Von Gerhard Paul

Zwei Jäger aus Montagne hätten im Wald von Caugnet die Leiche eines Mannes gefunden, meldeten französische Zeitungen am 22. Oktober 1940 aus Saint Marcellin in der Nähe von Grenoble. Nach Angaben der Gendarmerie handele es sich um den 51jährigen Willi Münzenberg aus Erfurt. Der Tote, so hieß es später, habe sich mit einer dünnen Hanfschnur, wie sie beim Zusammenbinden von Erntegarben benutzt werde, an einem Baum erhängt.

Zweifel an der polizeilichen Selbstmordversion tauchten schon bald auf, denn nur wenige Wochen zuvor war das Bild des von Stalins Häschern ermordeten Leo Trotzkij um die Welt gegangen. Die Photographie lieferte einen Interpretationshinweis, was mit jenem Mann geschehen sein konnte, der da bei Montagne tot aufgefunden worden war und kurz zuvor den sowjetischen Diktator als „Verräter“ am Sozialismus attackiert und offen zu dessen Sturz aufgerufen hatte. Bestärkt wurden die Zweifler, als die Kommunistische Partei Frankreichs das Gerücht verbreitete, der Emigrant Münzenberg sei ein Polizeispitzel gewesen und der Rache für den Verrat an Genossen zum Opfer gefallen.
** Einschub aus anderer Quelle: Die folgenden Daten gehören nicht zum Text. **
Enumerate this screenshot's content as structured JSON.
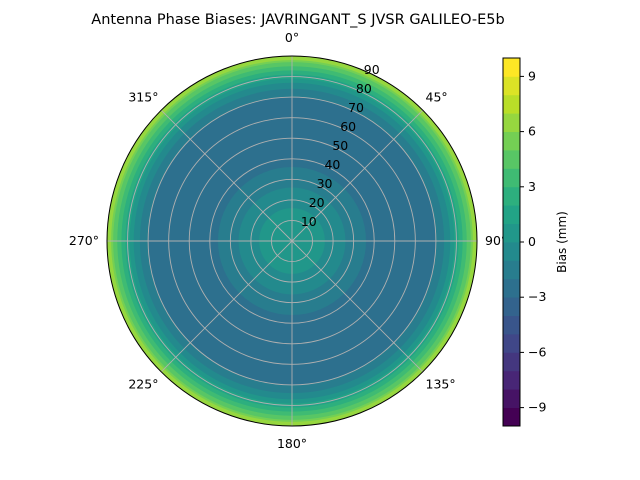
{
  "chart_data": {
    "type": "heatmap",
    "projection": "polar",
    "title": "Antenna Phase Biases: JAVRINGANT_S    JVSR GALILEO-E5b",
    "theta_direction": "clockwise",
    "theta_zero": "top",
    "theta_tick_labels": [
      "0°",
      "45°",
      "90°",
      "135°",
      "180°",
      "225°",
      "270°",
      "315°"
    ],
    "radial_ticks": [
      10,
      20,
      30,
      40,
      50,
      60,
      70,
      80,
      90
    ],
    "rlim": [
      0,
      90
    ],
    "grid": true,
    "colormap": "viridis",
    "colorbar": {
      "label": "Bias (mm)",
      "range": [
        -10,
        10
      ],
      "ticks": [
        -9,
        -6,
        -3,
        0,
        3,
        6,
        9
      ],
      "tick_labels": [
        "−9",
        "−6",
        "−3",
        "0",
        "3",
        "6",
        "9"
      ],
      "levels": 20
    },
    "radial_profile": {
      "radius": [
        0,
        10,
        20,
        30,
        40,
        50,
        60,
        70,
        75,
        80,
        85,
        90
      ],
      "bias_mm": [
        0.5,
        0.5,
        -0.5,
        -1.5,
        -2.5,
        -3,
        -3,
        -2,
        -0.5,
        1.5,
        4,
        7.5
      ]
    }
  }
}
Nach dem Krieg geriet die Diskussion über den Tod Münzenbergs in den Strudel der politischen Auseinandersetzung. Obwohl sich für die These vom Fememord keine Belege fanden, wurde sie von Freunden Münzenbergs und seiner Lebensgefährtin Babette Groß eifrig propagiert und fand Eingang in viele historische Darstellungen. Sie fügte sich gut ein in die publizistischen Attacken des Kalten Krieges.

Da nicht sein kann, was nicht sein darf, bestritten DDR-Autoren demgegenüber stereotyp die Verantwortlichkeit Stalins. Die Möglichkeit, daß Münzenberg an der verfehlten Politik der Exil-KPD (Kommunistische Partei Deutschlands) und an Stalins Pakt mit Hitler zerbrochen sein könnte, sperrte sich ihrem Vorstellungsvermögen. Da die Partei bekanntlich immer recht hatte, konnte sich nur der einzelne geirrt haben. Ausschließlich negative persönliche Charaktereigenschaften, vor allem sein Geltungsdrang wurden als Ursachen für Münzenbergs Bruch mit dem parteioffiziellen Marxismus/Leninismus angeführt.
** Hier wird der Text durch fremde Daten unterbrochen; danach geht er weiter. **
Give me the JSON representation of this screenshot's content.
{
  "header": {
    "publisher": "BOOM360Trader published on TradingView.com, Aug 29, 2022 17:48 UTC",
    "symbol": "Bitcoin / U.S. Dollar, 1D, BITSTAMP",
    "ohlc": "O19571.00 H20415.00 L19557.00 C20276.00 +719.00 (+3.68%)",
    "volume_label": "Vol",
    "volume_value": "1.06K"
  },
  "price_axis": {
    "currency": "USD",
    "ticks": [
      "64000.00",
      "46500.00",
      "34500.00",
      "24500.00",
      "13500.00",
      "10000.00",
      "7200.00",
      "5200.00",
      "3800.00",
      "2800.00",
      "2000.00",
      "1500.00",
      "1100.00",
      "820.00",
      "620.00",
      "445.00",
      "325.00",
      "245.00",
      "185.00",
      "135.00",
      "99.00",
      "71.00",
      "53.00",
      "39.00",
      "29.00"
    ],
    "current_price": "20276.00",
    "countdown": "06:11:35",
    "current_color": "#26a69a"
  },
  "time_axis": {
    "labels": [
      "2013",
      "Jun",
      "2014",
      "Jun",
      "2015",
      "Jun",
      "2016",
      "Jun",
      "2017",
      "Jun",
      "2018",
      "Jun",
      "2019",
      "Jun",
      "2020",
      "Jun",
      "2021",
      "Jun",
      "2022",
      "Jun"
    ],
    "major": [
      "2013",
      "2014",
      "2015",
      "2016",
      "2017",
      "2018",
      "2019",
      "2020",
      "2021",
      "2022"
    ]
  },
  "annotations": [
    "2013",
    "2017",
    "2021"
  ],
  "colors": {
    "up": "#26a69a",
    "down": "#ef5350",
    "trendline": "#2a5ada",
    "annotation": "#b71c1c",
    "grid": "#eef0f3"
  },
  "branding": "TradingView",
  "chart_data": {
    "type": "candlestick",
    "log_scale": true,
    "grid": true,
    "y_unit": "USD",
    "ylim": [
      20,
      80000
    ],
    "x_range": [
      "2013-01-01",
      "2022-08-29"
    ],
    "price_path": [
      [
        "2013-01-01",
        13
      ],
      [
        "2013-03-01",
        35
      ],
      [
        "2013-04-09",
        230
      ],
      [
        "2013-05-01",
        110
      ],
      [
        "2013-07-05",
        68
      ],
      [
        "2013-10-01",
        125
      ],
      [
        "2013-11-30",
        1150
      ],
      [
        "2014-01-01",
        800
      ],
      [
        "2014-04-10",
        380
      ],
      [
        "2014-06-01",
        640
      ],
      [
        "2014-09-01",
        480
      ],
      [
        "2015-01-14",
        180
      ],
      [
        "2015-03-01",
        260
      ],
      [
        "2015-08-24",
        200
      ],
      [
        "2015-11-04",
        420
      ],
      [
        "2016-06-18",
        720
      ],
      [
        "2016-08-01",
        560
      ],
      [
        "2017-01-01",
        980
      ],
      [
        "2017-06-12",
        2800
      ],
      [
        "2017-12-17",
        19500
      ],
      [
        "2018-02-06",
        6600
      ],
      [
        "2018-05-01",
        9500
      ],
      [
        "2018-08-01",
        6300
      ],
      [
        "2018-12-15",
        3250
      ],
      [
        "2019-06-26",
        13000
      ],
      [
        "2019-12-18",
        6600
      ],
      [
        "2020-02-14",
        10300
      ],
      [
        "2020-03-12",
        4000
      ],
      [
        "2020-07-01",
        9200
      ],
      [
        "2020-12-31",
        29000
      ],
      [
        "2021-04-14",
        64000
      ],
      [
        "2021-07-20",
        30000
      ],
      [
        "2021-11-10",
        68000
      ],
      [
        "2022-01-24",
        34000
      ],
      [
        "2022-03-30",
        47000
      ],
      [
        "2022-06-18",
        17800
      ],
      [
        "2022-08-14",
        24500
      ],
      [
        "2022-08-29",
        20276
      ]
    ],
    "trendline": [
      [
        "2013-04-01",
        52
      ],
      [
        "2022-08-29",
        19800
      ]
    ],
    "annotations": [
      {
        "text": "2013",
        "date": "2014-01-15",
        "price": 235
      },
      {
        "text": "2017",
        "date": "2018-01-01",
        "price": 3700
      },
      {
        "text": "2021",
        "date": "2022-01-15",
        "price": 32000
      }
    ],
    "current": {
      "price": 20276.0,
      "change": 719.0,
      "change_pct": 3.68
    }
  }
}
Die vorläufig letzte Version präsentierte 1988 der DDR-Journalist Gerhard Leo, der mit der Neuigkeit aufwartete, sein Vater – der Strafverteidiger Dr. Wilhelm Leo – habe Münzenberg auf der Flucht vor den deutschen Truppen bis nach Montagne begleitet, den völlig erschöpften und demoralisierten Gefährten dann zurückgelassen und Stunden später am Waldrand erhängt aufgefunden.
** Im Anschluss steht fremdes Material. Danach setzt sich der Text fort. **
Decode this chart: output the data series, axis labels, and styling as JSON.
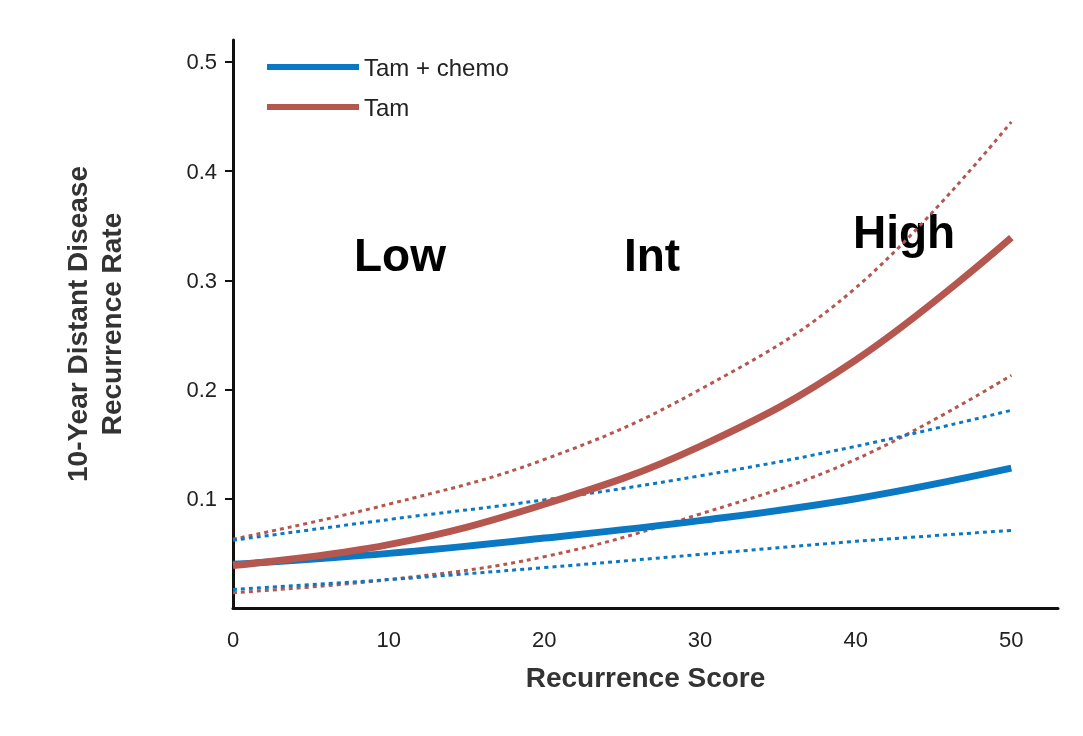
{
  "chart_data": {
    "type": "line",
    "xlabel": "Recurrence Score",
    "ylabel": "10-Year Distant Disease\nRecurrence Rate",
    "xlim": [
      0,
      53
    ],
    "xticks": [
      0,
      10,
      20,
      30,
      40,
      50
    ],
    "ylim": [
      0,
      0.52
    ],
    "yticks": [
      0.1,
      0.2,
      0.3,
      0.4,
      0.5
    ],
    "x": [
      0,
      10,
      20,
      30,
      40,
      50
    ],
    "grid": false,
    "legend": "top left",
    "marker": "none",
    "series": [
      {
        "name": "Tam + chemo",
        "color": "#0a78c2",
        "values": [
          0.04,
          0.05,
          0.064,
          0.08,
          0.1,
          0.128
        ],
        "line_style": "solid"
      },
      {
        "name": "Tam",
        "color": "#b5574f",
        "values": [
          0.039,
          0.058,
          0.095,
          0.148,
          0.227,
          0.339
        ],
        "line_style": "solid"
      },
      {
        "color": "#b5574f",
        "values": [
          0.063,
          0.095,
          0.136,
          0.2,
          0.293,
          0.445
        ],
        "line_style": "dashed"
      },
      {
        "color": "#b5574f",
        "values": [
          0.014,
          0.026,
          0.047,
          0.086,
          0.136,
          0.213
        ],
        "line_style": "dashed"
      },
      {
        "color": "#0a78c2",
        "values": [
          0.062,
          0.081,
          0.099,
          0.121,
          0.148,
          0.181
        ],
        "line_style": "dashed"
      },
      {
        "color": "#0a78c2",
        "values": [
          0.017,
          0.026,
          0.037,
          0.049,
          0.061,
          0.071
        ],
        "line_style": "dashed"
      }
    ],
    "annotations": [
      "Low",
      "Int",
      "High"
    ]
  }
}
Die Schriften Münzenbergs, die nach 1937 erschienen, lassen jedoch erkennen, daß der „rote Hugenberg“ der Weimarer Republik, wie er gelegentlich in Anspielung auf den deutschnationalen Medienkonzernchef genannt wurde, einen politischen Lernprozeß durchlebt hat, der in einer tiefen psychischen Krise endete. Aus einem glühenden Verehrer Stalins wurde innerhalb weniger Monate ein leidenschaftlicher Gegner der stalinisierten KPD und ihres sowjetischen Vordenkers. Illusionen und Träume waren zerbrochen, soziale Bindungen zerstört; die private wie die politische Zukunft Münzenbergs erschien nach der deutschen Invasion in Frankreich hoffnungslos verstellt.